2. A speech input retrieval system, which retrieves in response to a query input by speech, comprising:

a speech recognition means, which performs speech recognition of the query input by speech using an acoustic model and a language model that is generated from a retrieval target database;

a retrieval means, which searches a database in response to the query to which speech recognition has been performed;

a retrieval result display means, which displays the retrieval results; and

a language model generation means, which regenerates the language model with retrieval results from the retrieval means,

wherein

the speech recognition means re-performs speech recognition in response to the query using the regenerated language model, and

the retrieval means conducts a retrieval once again using the query to which speech recognition has been re-performed.
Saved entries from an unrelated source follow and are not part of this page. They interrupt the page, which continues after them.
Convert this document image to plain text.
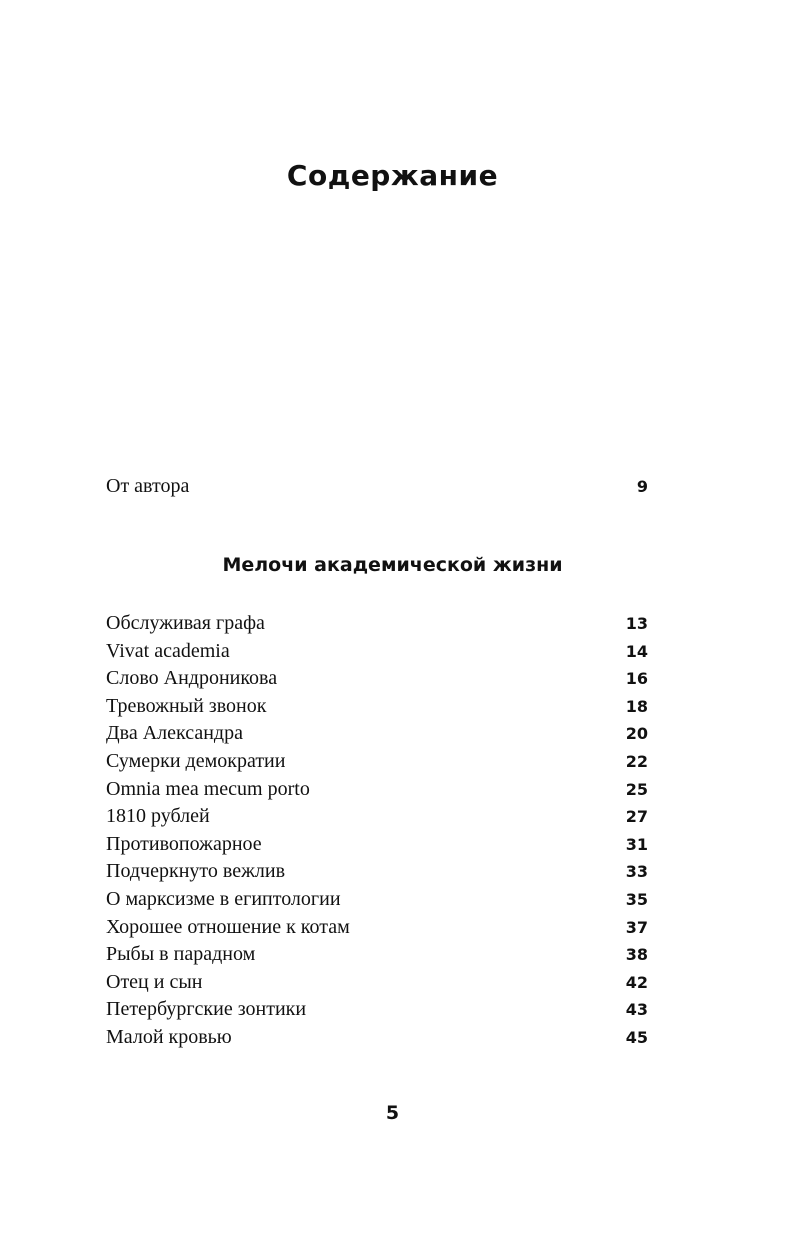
Содержание
От автора	9
Мелочи академической жизни
Обслуживая графа	13
Vivat academia	14
Слово Андроникова	16
Тревожный звонок	18
Два Александра	20
Сумерки демократии	22
Omnia mea mecum porto	25
1810 рублей	27
Противопожарное	31
Подчеркнуто вежлив	33
О марксизме в египтологии	35
Хорошее отношение к котам	37
Рыбы в парадном	38
Отец и сын	42
Петербургские зонтики	43
Малой кровью	45
5
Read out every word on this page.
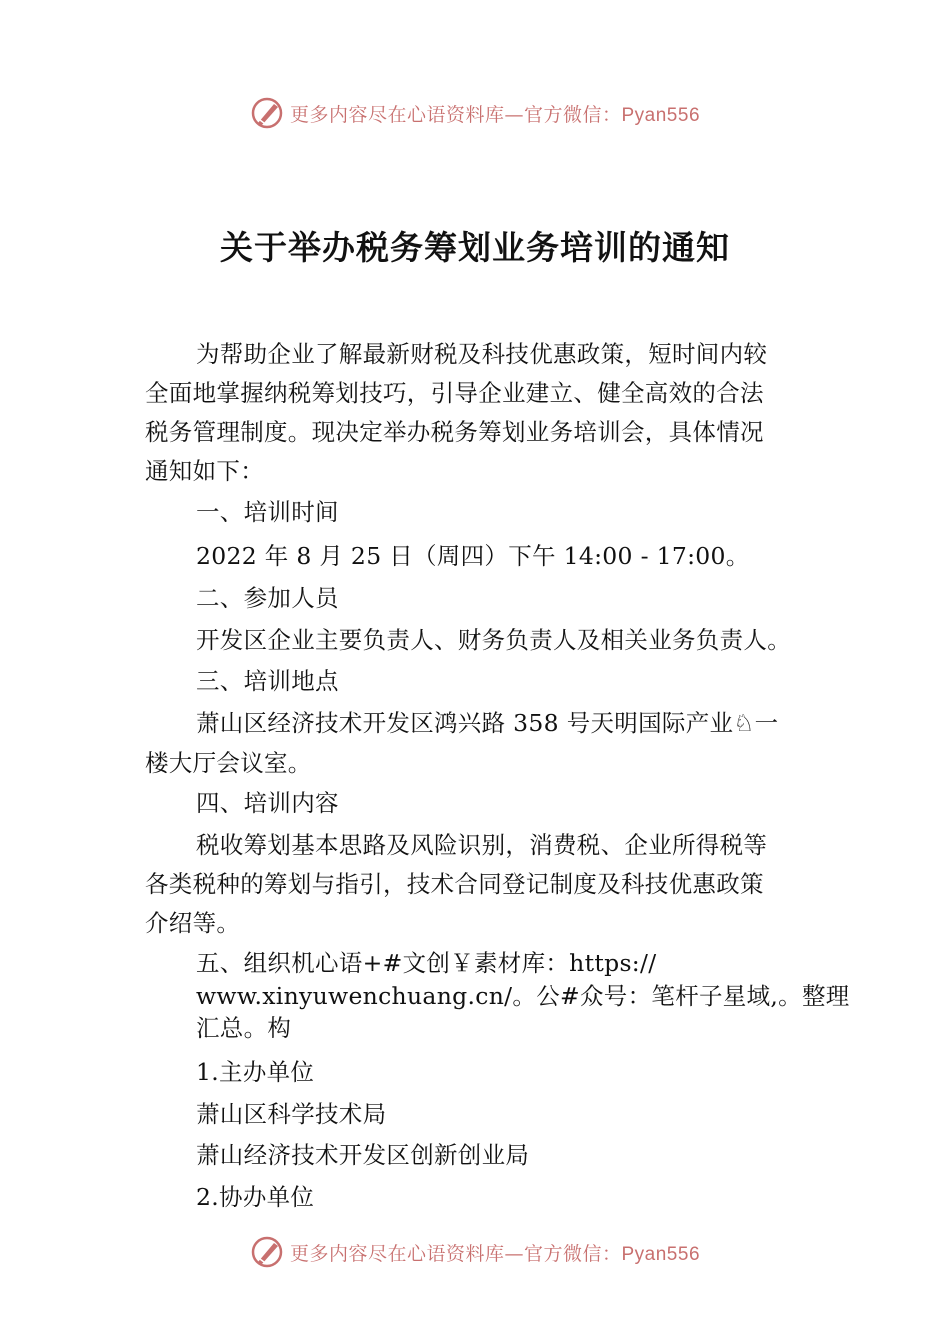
更多内容尽在心语资料库—官方微信：Pyan556
关于举办税务筹划业务培训的通知
为帮助企业了解最新财税及科技优惠政策，短时间内较
全面地掌握纳税筹划技巧，引导企业建立、健全高效的合法
税务管理制度。现决定举办税务筹划业务培训会，具体情况
通知如下：
一、培训时间
2022 年 8 月 25 日（周四）下午 14:00 - 17:00。
二、参加人员
开发区企业主要负责人、财务负责人及相关业务负责人。
三、培训地点
萧山区经济技术开发区鸿兴路 358 号天明国际产业♘一
楼大厅会议室。
四、培训内容
税收筹划基本思路及风险识别，消费税、企业所得税等
各类税种的筹划与指引，技术合同登记制度及科技优惠政策
介绍等。
五、组织机心语+#文创￥素材库：https://
www.xinyuwenchuang.cn/。公#众号：笔杆子星域,。整理
汇总。构
1.主办单位
萧山区科学技术局
萧山经济技术开发区创新创业局
2.协办单位
更多内容尽在心语资料库—官方微信：Pyan556
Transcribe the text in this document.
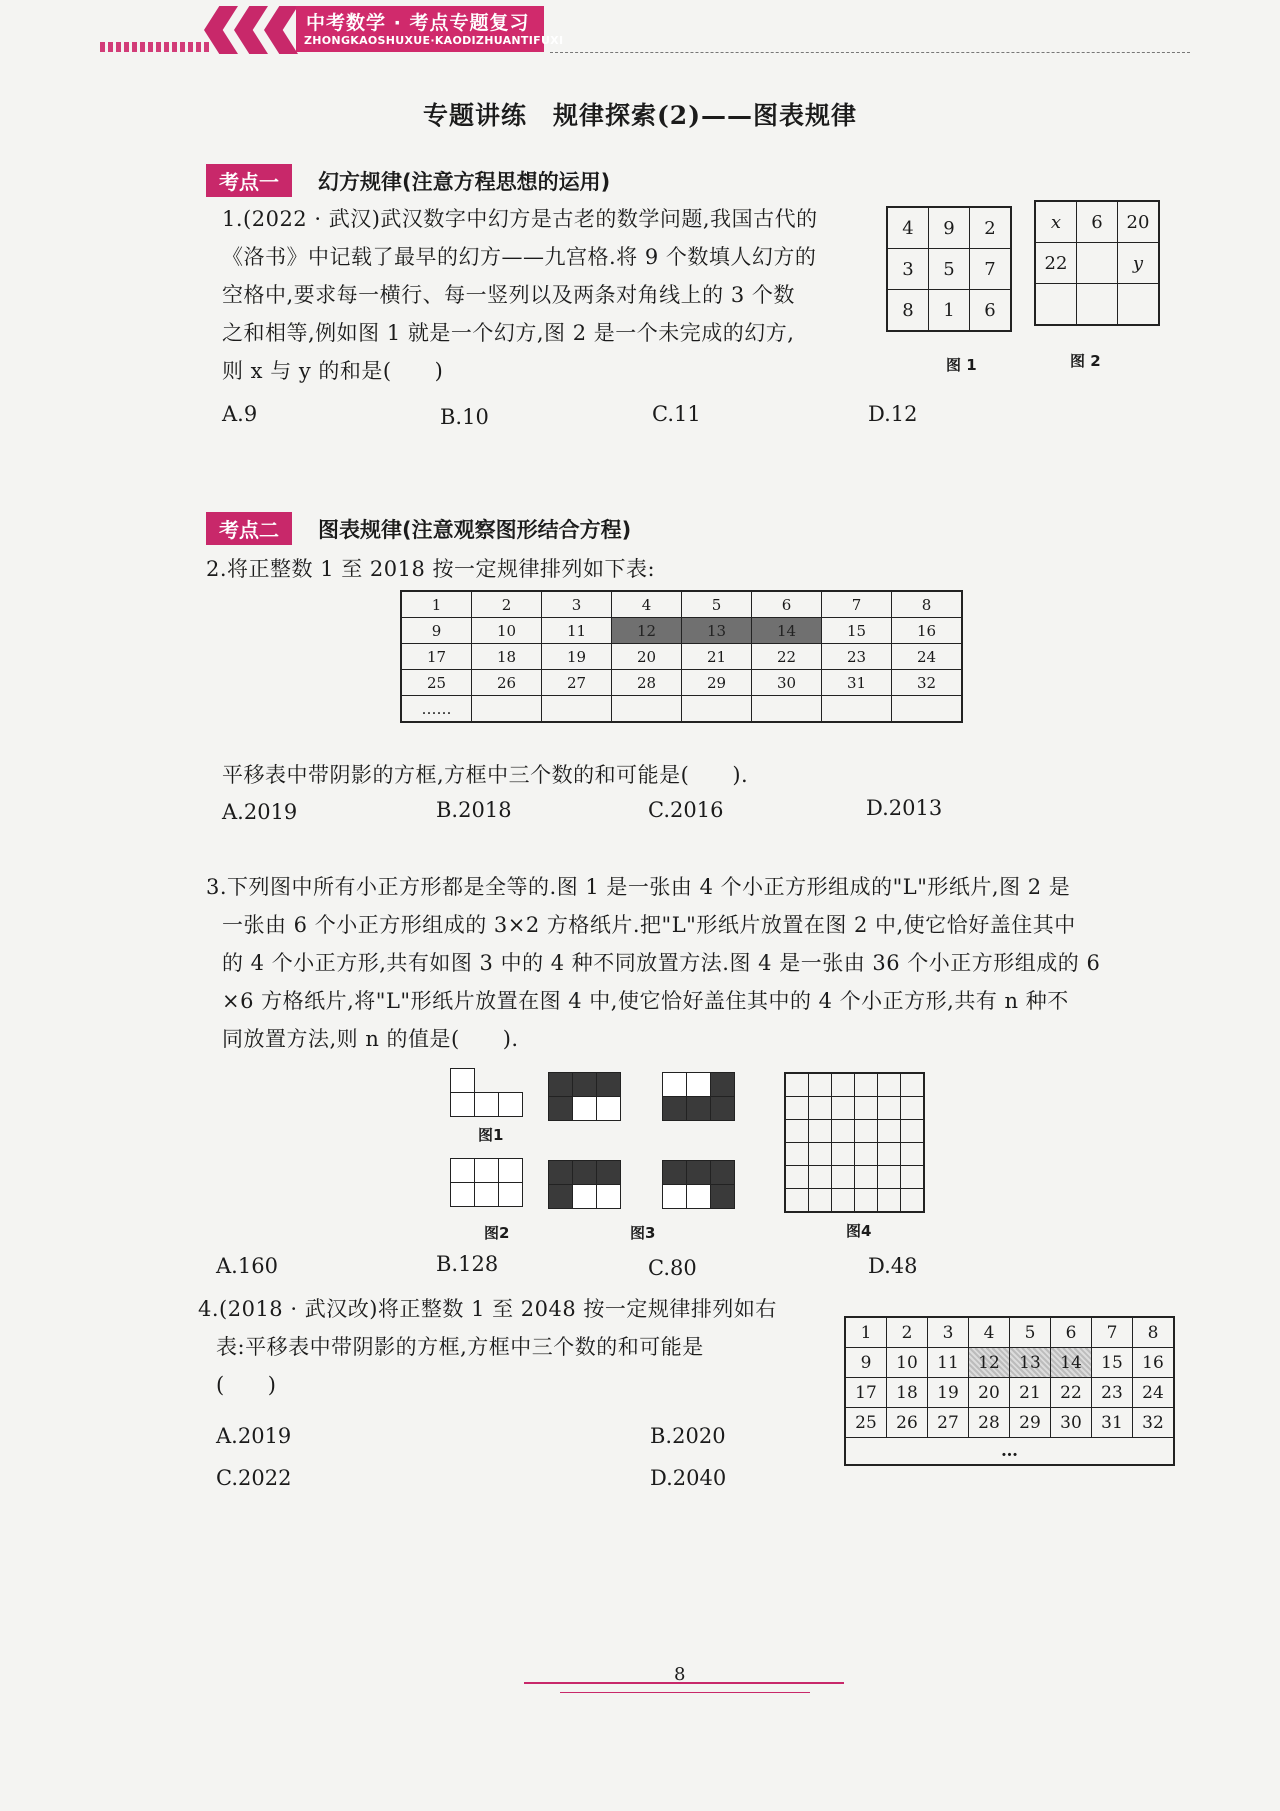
中考数学 · 考点专题复习
ZHONGKAOSHUXUE·KAODIZHUANTIFUXI
专题讲练　规律探索(2)——图表规律
考点一	幻方规律(注意方程思想的运用)
1.(2022 · 武汉)武汉数字中幻方是古老的数学问题,我国古代的
《洛书》中记载了最早的幻方——九宫格.将 9 个数填人幻方的
空格中,要求每一横行、每一竖列以及两条对角线上的 3 个数
之和相等,例如图 1 就是一个幻方,图 2 是一个未完成的幻方,
则 x 与 y 的和是(　　)
A.9	B.10	C.11	D.12
4	9	2
3	5	7
8	1	6
图 1
x	6	20
22		y

图 2
考点二	图表规律(注意观察图形结合方程)
2.将正整数 1 至 2018 按一定规律排列如下表:
1	2	3	4	5	6	7	8
9	10	11	12	13	14	15	16
17	18	19	20	21	22	23	24
25	26	27	28	29	30	31	32
……							
平移表中带阴影的方框,方框中三个数的和可能是(　　).
A.2019	B.2018	C.2016	D.2013
3.下列图中所有小正方形都是全等的.图 1 是一张由 4 个小正方形组成的"L"形纸片,图 2 是
一张由 6 个小正方形组成的 3×2 方格纸片.把"L"形纸片放置在图 2 中,使它恰好盖住其中
的 4 个小正方形,共有如图 3 中的 4 种不同放置方法.图 4 是一张由 36 个小正方形组成的 6
×6 方格纸片,将"L"形纸片放置在图 4 中,使它恰好盖住其中的 4 个小正方形,共有 n 种不
同放置方法,则 n 的值是(　　).
图1
图2	图3

						图4
A.160	B.128	C.80	D.48
4.(2018 · 武汉改)将正整数 1 至 2048 按一定规律排列如右
表:平移表中带阴影的方框,方框中三个数的和可能是
(　　)
1	2	3	4	5	6	7	8
9	10	11	12	13	14	15	16
17	18	19	20	21	22	23	24
25	26	27	28	29	30	31	32
…							
A.2019	B.2020
C.2022	D.2040
8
3. The speech input retrieval system of claim 2, wherein,

the retrieval means calculates the matching degree with the query and outputs in order from the highest matching degree, and

the language model generation means uses already established retrieval results with high matching degree when regenerating the language model with the retrieval results from the retrieval means.

4. A recording medium that is recorded with a computer program, which allows integration of the speech input retrieval system of claim 2 in a computer system.

5. A computer program, which allows integration of the speech input retrieval system of claim 2 in a computer system

6. A recording medium that is recorded with a computer program, which allows integration of the speech input retrieval system of claim 3 in a computer system.

7. A computer program, which allows integration of the speech input retrieval system of claim 3 in a computer system.